As I mentioned earlier, using SMS messaging for communications is not for everyone. Grove Street Taxi offered SMS messaging as an option for those customers who are comfortable using this mode of communication to interact with them. But they also offered alternatives at every major step in the journey—through their Web site and phone—for those customers who preferred those channels of communication.
I can’t stress enough how well the timing and content of the communications aligned with the overall service journey—both my journey and that of the taxi service’s employees. From their initial response to my request for service, to the back-and-forth that was necessary to obtain a complete picture of my transportation needs, to communications with the driver about his location at the airport, these communications were seamless and intuitive, and they solidified my trust in their overall service delivery.
Transactional, But Courteous
Part of what makes SMS messaging so appropriate for a taxi service is the quick, transactional nature of the interactions between the service provider and its customers that enable them complete the service successfully. The information exchanges that are necessary are concise, detailed, and predictable: address, destination, date, time, and any flight information. Payment by credit card adds some complexity, but asks for nothing that a customer isn’t accustomed to providing.
However, despite the transactional nature of the information exchange, the dispatcher’s and the driver’s friendliness and courteousness were obvious—from their wishing me a safe flight to their asking whether I wanted a receipt. SMS communications could very easily have felt cold and disconnected, as though I were corresponding with a taxi dispatcher automaton, but they felt human and approachable.
My New Perspective on Service Experiences
Seeing Grove Street Taxi evolve its service for the better has made me realize that I needed to question some of my beliefs. First, I had previously thought that the only necessary change for a service was one that fixed an existing problem, arising from customer dissatisfaction or process inefficiencies. Because the overall service experience with taxi companies is generally straightforward and well accepted, I didn’t believe that they could, or should, evolve their service. I hadn’t really considered that services could change their customers’ service experience dramatically just to evolve and make the experience better rather than to solve a problem. I had previously thought that such changes were arbitrary, unnecessary, and likely to frustrate or confuse customers.
Second, I have become a believer in the use of SMS messaging for service communications. I had previously thought that SMS was incapable of emulating live, person-to-person conversations and the resulting trust that they can engender. But the accountability that I appreciate when experiencing a live interaction with a person was actually present when texting with this service provider.
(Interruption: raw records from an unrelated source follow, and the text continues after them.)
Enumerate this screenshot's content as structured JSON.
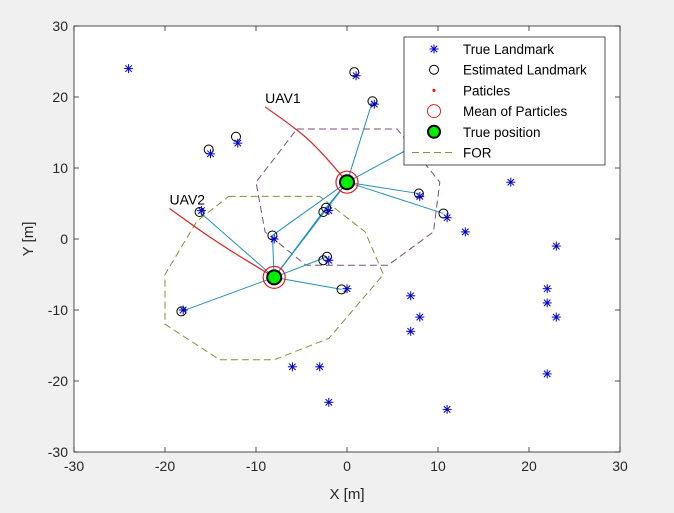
{
  "chart_data": {
    "type": "scatter",
    "xlabel": "X [m]",
    "ylabel": "Y [m]",
    "xlim": [
      -30,
      30
    ],
    "ylim": [
      -30,
      30
    ],
    "xticks": [
      -30,
      -20,
      -10,
      0,
      10,
      20,
      30
    ],
    "yticks": [
      -30,
      -20,
      -10,
      0,
      10,
      20,
      30
    ],
    "grid": false,
    "legend_placement": "top-right",
    "legend": [
      {
        "label": "True Landmark",
        "marker": "star"
      },
      {
        "label": "Estimated Landmark",
        "marker": "circle"
      },
      {
        "label": "Paticles",
        "marker": "dot"
      },
      {
        "label": "Mean of Particles",
        "marker": "big-circle"
      },
      {
        "label": "True position",
        "marker": "filled-circle"
      },
      {
        "label": "FOR",
        "marker": "dashed-line"
      }
    ],
    "colors": {
      "true_landmark": "#0000cc",
      "estimated_landmark": "#000000",
      "particles": "#e02020",
      "mean_of_particles": "#e02020",
      "true_position_fill": "#00ee00",
      "true_position_edge": "#000000",
      "trajectory": "#e02020",
      "link": "#2090c0",
      "for_uav1": "#7a4f7a",
      "for_uav2": "#8a8a40",
      "axes_background": "#ffffff"
    },
    "true_landmarks": [
      [
        -24,
        24
      ],
      [
        1,
        23
      ],
      [
        3,
        19
      ],
      [
        -15,
        12
      ],
      [
        -12,
        13.5
      ],
      [
        8,
        6
      ],
      [
        11,
        3
      ],
      [
        13,
        1
      ],
      [
        18,
        8
      ],
      [
        -2,
        4
      ],
      [
        -16,
        4
      ],
      [
        -8,
        0
      ],
      [
        -2,
        -3
      ],
      [
        0,
        -7
      ],
      [
        -18,
        -10
      ],
      [
        7,
        -8
      ],
      [
        8,
        -11
      ],
      [
        7,
        -13
      ],
      [
        -6,
        -18
      ],
      [
        -3,
        -18
      ],
      [
        -2,
        -23
      ],
      [
        11,
        -24
      ],
      [
        23,
        -1
      ],
      [
        22,
        -7
      ],
      [
        22,
        -9
      ],
      [
        23,
        -11
      ],
      [
        22,
        -19
      ]
    ],
    "estimated_landmarks": [
      [
        0.8,
        23.5
      ],
      [
        2.8,
        19.4
      ],
      [
        -15.2,
        12.6
      ],
      [
        -12.2,
        14.4
      ],
      [
        7.9,
        6.4
      ],
      [
        10.6,
        3.6
      ],
      [
        -2.3,
        4.4
      ],
      [
        -2.6,
        3.8
      ],
      [
        -16.2,
        3.8
      ],
      [
        -8.2,
        0.5
      ],
      [
        -2.2,
        -2.5
      ],
      [
        -2.6,
        -3.0
      ],
      [
        -0.6,
        -7.1
      ],
      [
        -18.2,
        -10.2
      ]
    ],
    "uavs": [
      {
        "name": "UAV1",
        "position": [
          0,
          8
        ],
        "trajectory": [
          [
            -9,
            18.6
          ],
          [
            -5.5,
            15.5
          ],
          [
            -3,
            12.5
          ],
          [
            -0.3,
            8.5
          ]
        ],
        "links": [
          [
            2.8,
            19.4
          ],
          [
            7.9,
            6.4
          ],
          [
            10.6,
            3.6
          ],
          [
            -2.3,
            4.4
          ],
          [
            -2.6,
            3.8
          ],
          [
            -8.2,
            0.5
          ],
          [
            -8,
            -5.4
          ],
          [
            6.5,
            12.5
          ]
        ],
        "for": [
          [
            -5.5,
            15.5
          ],
          [
            5.5,
            15.5
          ],
          [
            10.2,
            8
          ],
          [
            9.5,
            1
          ],
          [
            4.5,
            -3.7
          ],
          [
            -4.5,
            -3.7
          ],
          [
            -9,
            1
          ],
          [
            -10,
            8
          ]
        ]
      },
      {
        "name": "UAV2",
        "position": [
          -8,
          -5.4
        ],
        "trajectory": [
          [
            -19.5,
            4.3
          ],
          [
            -16.5,
            1.5
          ],
          [
            -13,
            -1.5
          ],
          [
            -8.5,
            -5
          ]
        ],
        "links": [
          [
            -16.2,
            3.8
          ],
          [
            -8.2,
            0.5
          ],
          [
            -18.2,
            -10.2
          ],
          [
            -2.2,
            -2.5
          ],
          [
            -0.6,
            -7.1
          ],
          [
            -2.3,
            4.4
          ],
          [
            0,
            8
          ]
        ],
        "for": [
          [
            -13,
            6
          ],
          [
            -3,
            6
          ],
          [
            2,
            1
          ],
          [
            4,
            -5
          ],
          [
            -2,
            -14
          ],
          [
            -8,
            -17
          ],
          [
            -14,
            -17
          ],
          [
            -20,
            -12
          ],
          [
            -20,
            -5
          ],
          [
            -16.5,
            2.5
          ]
        ]
      }
    ]
  }
}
Perhaps that is why it felt strange, at first, to be communicating with the taxi dispatcher through text messages.
In the past, texting had been a communications channel that I had reserved solely for personal relationships. The dispatcher was someone who I had never met. In some ways, the personal nature of texting likely influenced my willingness to trust this stranger with whom I was communicating. When the service delivery overall proved to be a success, that trust was validated, and I became a loyal customer.